Le fait que l’Union se soit présentée comme une partie en soi au cours des négociations n’empêche en rien des divisions entre les États membres (et même au sein de ces États). Cela n’a également pas permis aux positions de l’UE de s’imposer face à celles défendues par les États-Unis, notamment en ce qui concerne les objectifs quantitatifs et les mécanismes de flexibilité qui s’articulent autour d’un système de quotas de droits à polluer. L’article 4 du Protocole permet cependant, comme le souhaitait l’Union Européenne, que des pays de l’annexe 1 puissent s’organiser en « bulle » – c’est-à-dire en organisation collective et solidaire – pour remplir les objectifs du Protocole, selon un principe d’application conjointe. Finalement, l’Union apparaît comme la bonne élève si l’on doit la comparer aux États-Unis qui ont refusé de prendre part au Protocole, bien que responsables alors de 20 % des émissions de CO2. Le 31 mai 2002, l’Union Européenne ratifie le document, tandis qu’un accord communautaire répartit les objectifs de réductions entre les différents États membres.

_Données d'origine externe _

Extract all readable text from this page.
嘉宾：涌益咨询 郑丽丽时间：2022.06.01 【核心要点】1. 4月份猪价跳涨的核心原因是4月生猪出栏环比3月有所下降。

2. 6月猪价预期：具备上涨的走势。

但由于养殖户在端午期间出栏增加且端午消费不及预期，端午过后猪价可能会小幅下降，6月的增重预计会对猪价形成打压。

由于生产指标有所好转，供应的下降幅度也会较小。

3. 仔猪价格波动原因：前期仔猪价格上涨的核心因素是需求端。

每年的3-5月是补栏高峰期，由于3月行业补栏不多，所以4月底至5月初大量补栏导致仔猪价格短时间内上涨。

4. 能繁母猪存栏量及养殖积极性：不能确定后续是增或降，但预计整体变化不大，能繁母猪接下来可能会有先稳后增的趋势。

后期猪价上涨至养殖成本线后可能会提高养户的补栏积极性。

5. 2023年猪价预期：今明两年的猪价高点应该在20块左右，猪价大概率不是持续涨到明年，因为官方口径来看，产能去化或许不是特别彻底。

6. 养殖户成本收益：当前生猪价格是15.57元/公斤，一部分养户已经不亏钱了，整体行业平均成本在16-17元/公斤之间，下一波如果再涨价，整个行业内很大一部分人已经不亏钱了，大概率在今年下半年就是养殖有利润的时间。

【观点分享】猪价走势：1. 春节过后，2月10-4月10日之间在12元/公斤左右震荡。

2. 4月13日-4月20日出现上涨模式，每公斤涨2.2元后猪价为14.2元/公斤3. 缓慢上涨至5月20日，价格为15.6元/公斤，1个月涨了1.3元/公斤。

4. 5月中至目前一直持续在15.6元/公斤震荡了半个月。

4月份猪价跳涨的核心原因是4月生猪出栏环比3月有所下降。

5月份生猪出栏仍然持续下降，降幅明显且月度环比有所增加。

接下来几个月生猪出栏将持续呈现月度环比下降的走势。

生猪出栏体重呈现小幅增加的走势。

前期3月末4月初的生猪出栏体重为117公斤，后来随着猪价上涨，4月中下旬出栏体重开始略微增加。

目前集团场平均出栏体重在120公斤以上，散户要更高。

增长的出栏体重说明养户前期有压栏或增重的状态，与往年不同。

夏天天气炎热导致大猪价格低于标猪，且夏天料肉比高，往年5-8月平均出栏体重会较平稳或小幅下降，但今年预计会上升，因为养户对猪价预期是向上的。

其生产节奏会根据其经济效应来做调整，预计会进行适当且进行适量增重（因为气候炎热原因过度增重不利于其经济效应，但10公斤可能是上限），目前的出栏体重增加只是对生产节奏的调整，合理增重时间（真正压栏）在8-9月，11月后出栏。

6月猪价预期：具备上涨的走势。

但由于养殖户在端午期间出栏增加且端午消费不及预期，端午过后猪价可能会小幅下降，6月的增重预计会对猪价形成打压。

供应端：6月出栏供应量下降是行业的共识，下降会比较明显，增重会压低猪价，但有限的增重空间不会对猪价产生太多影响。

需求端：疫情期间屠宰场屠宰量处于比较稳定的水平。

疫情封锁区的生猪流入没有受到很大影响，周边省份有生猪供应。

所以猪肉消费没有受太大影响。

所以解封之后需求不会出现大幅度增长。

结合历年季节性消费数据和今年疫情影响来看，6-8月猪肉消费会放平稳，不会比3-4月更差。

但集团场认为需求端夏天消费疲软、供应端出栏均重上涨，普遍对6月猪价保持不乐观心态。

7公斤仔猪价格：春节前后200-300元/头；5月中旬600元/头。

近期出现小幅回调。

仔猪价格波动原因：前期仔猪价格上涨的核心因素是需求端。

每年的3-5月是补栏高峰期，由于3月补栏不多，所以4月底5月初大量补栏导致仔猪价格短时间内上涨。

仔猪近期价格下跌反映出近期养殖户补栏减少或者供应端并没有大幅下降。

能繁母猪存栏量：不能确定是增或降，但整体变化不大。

Plus récemment, c’est la COP21 (qui s’est tenue à Paris du 30 novembre au 12 décembre 2015) qui a fait couler beaucoup d’encre : l’accord de Paris sur le climat, signé par les 196 délégations de l’ONU (195 États et l’Union Européenne, compétente pour la ratification), entre en vigueur le 4 novembre 2016. Il fixe la limite du réchauffement climatique nettement en dessous des 2 °C d’ici à 2100, avec 1,5 °C comme objectif. Mais encore une fois, c’est seulement lorsque l’on compare l’UE avec les États-Unis (Donald Trump ayant annoncé le retrait des États-Unis de l’accord de Paris le 1er juin 2017) qu’elle semble agir selon la ligne fixée par l’accord. En réalité, aucun pays membre de l’UE ne respecte à ce jour les objectifs fixés, si l’on en croit le classement du Climate Action Network (CAN), daté du 18 juin 2018. Sept pays européens se sont rassemblés à Paris fin avril 2018 pour encourager l’UE à se montrer plus ambitieuse sur ses objectifs pour l’année 2030, mais le CAN affirme qu’ils ne se montrent pas assez rigoureux quant à leur réduction nationale d’émission de gaz à effet de serre. La déception est d’autant plus grande que l’Union s’était présentée comme chef de file au moment de l’accord de Paris.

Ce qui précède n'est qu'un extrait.